The West Texas landscape is one dotted with cattle ranches, pump jacks, flaring torches of gas wells, all encapsulated under a blistering sun. Oil and gas revenues rank first in the state’s economy. Isn’t all that true? Not quite. Cattle contributed more dollars than oil or natural gas production in the past. Thanks to a second harvest in the Barnett Shale, gas may now top cattle.
West Texas ranch and range land is honest country—doesn’t deceive you with trees, bushes, vines or shade. There’s no place to hide from the sun. The litany of such places is always supplication for rain and the colloquy of praise is ever for it. The earth is rocky, thorny, and dry, and those known as legacy ranchers who lived, and still do, on the land inherited from their ancestors, often have personalities to match. They, like the land, endure.
Recently, drought-draped silence hung over West Texas. You read about it, saw the gut wrenching images: the furious winds fanning fire and brimstone, reminding of the Old Testament rhetoric about hell; the roar of fire and fire trucks and the noise of helicopters dropping orange fire retardant and precious water. Dust Devils filled with flames raced across the prairie grasslands west of the urban places where we wrung our hands because we weren’t able to water lawns and landscapes as much as we wanted.
Meanwhile, back at the ranch, drought destroyed grasses, hay, grain, even cattle and wildlife, all of which had to have water to survive. Then the fires started with relentless abandon. Ranchers who make a living by raising and selling beef animals witnessed the destruction along side the Forestry Service who provided dozers and helicopters, Texas National Guard, volunteer fire departments, and firefighters. The drought in concert with wildfires delivered a blow of such magnitude that recovery may take years. The economy played descant to the dirge of wastelands.
In Jack County, lying on the eastern edge of West Texas, one rancher, of many across the entire state, witnessed it all, faced the cataclysmic event, fought as hard as he could, and came away almost whipped with his head almost down—but not quite. He had been through it all before in the 50s, considered the worst drought in the history of the Southwest and West. Jerry Craft, owner of Craft Ranches, is his name and he represents others whose names you may never have heard. West Texans are accustomed to anonymity, even though ancestral roots go back for four and five generations.
During the great fires that consumed thousands of acres and homes around Possum Kingdom Lake, other places were hit as hard. 2500 acres of one of the Craft Ranches went up in flames. State and federal agencies came to help and advised evacuation.
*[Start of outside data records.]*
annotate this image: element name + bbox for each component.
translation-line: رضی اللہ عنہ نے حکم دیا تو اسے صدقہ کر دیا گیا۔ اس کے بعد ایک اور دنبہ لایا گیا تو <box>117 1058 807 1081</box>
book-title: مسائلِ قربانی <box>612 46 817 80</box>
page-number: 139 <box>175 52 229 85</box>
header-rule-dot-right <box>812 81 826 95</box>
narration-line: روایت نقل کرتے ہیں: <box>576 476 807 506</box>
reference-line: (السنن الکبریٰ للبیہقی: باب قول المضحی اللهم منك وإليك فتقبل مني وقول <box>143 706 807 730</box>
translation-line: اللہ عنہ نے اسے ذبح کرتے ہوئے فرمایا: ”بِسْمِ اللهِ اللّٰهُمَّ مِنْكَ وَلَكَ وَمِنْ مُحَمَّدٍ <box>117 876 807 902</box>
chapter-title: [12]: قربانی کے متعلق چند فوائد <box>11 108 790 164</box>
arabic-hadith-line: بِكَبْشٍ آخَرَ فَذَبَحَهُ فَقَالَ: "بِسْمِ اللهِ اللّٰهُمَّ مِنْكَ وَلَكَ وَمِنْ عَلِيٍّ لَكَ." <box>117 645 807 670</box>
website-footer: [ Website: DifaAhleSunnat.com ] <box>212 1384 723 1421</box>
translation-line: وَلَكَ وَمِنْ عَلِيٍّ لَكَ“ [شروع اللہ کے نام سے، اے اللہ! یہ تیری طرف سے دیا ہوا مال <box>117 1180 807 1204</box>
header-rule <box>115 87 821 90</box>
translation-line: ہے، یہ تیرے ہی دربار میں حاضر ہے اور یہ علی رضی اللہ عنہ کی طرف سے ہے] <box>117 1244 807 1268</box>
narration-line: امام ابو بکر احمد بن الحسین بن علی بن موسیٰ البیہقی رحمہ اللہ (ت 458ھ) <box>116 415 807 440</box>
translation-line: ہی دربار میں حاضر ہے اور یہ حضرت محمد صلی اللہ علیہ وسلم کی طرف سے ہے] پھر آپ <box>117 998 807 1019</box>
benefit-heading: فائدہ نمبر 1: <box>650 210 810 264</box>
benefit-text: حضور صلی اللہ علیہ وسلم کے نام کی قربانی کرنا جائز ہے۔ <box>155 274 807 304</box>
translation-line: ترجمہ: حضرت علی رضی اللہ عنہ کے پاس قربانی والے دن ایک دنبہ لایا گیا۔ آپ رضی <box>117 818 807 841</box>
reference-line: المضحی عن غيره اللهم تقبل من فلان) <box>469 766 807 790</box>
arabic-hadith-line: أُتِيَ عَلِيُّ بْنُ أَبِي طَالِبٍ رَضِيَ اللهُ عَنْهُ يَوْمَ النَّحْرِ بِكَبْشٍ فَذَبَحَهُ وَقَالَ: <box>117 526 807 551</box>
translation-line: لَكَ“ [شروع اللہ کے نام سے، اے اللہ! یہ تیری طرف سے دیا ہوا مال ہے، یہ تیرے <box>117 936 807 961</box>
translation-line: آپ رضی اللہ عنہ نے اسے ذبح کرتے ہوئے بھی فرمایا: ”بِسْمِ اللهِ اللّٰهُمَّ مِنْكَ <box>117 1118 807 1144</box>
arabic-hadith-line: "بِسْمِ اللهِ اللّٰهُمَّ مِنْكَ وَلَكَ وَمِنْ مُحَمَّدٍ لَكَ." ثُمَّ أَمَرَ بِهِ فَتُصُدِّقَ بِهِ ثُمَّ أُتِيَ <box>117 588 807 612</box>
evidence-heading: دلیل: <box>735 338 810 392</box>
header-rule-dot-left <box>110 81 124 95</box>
How do you evacuate a ranch? Fences were cut to allow cattle to escape and move to other locations. However, cows put their calves down in the grass, something cattle do when dire circumstances occur. Calves were consumed by the fire, knowing not to leave where their mamas left them. Other cows, perhaps checking on their offspring or reluctant to leave them, had hooves burned off and were left walking on leg bones. Those animals had to be shot.
Because so many fences were cut, cows and calves got separated and in the aftermath required hours and days to rematch pairs. After matching what they could and pulling orphaned calves aside, Craft gathered a significant number in order to wean them much too early. He hauled the new weanlings to a feed lot where they would be finished; that is, fed to a weight suitable for sale. The animals were forced to stand in un-shaded pens where they jostled each other just to get in the shade of telephone poles. Craft reported that he went daily to check on them until he couldn’t stand any more. The calves were in misery, panting with every breath, indicating extreme distress. Clint, Craft’s son, reported that the ground temperature was measured at 138 degrees. His home on the ranch had been spared but with the flames coming within 50 feet of his house. He, too, was in the thick of things.
Asking what measures other ranchers took, Craft cited the list of the biggest ranchers such as the Spade, 4-6s, Pitch Fork, Brown, and others who were able to move their cattle to Nebraska where grass and water were available. The costs were enormous but Craft defended their choice because they, too, had been on the land for many generations, developing genetic lines within their respective breeds to withstand the vagaries of Texas weather. They couldn’t afford to sell out and begin again. Oil and gas monies over the years combined with the best ranching techniques allowed them enough profit to make the hard and expensive decision. What will happen to the herds over a Nebraska winter, harsh in its own way as Texas summer, is yet to be determined.
Craft and some others like him salvaged enough to try again. A rain of 5, 3, and an inch or two fell a few weeks ago to partially fill a small lake, the main water supply for the ranch. There will be enough to last the winter and maybe the spring, he said, but after that who knows.
There is a myth abroad that many Texas ranchers are oil millionaires, absentee cowboys hiring others to ride their ranges—J. R. Ewings. Not so with Craft and others like him. They are in the business of raising cattle—food—for the nation but also the world. Texas is one of the largest exporters of beef, if not the largest. Beef is still one of the mainstays of protein to a hungry planet, no matter how health experts turn it. Ranching is not outsourced. May their tribe hang on, or at least survive.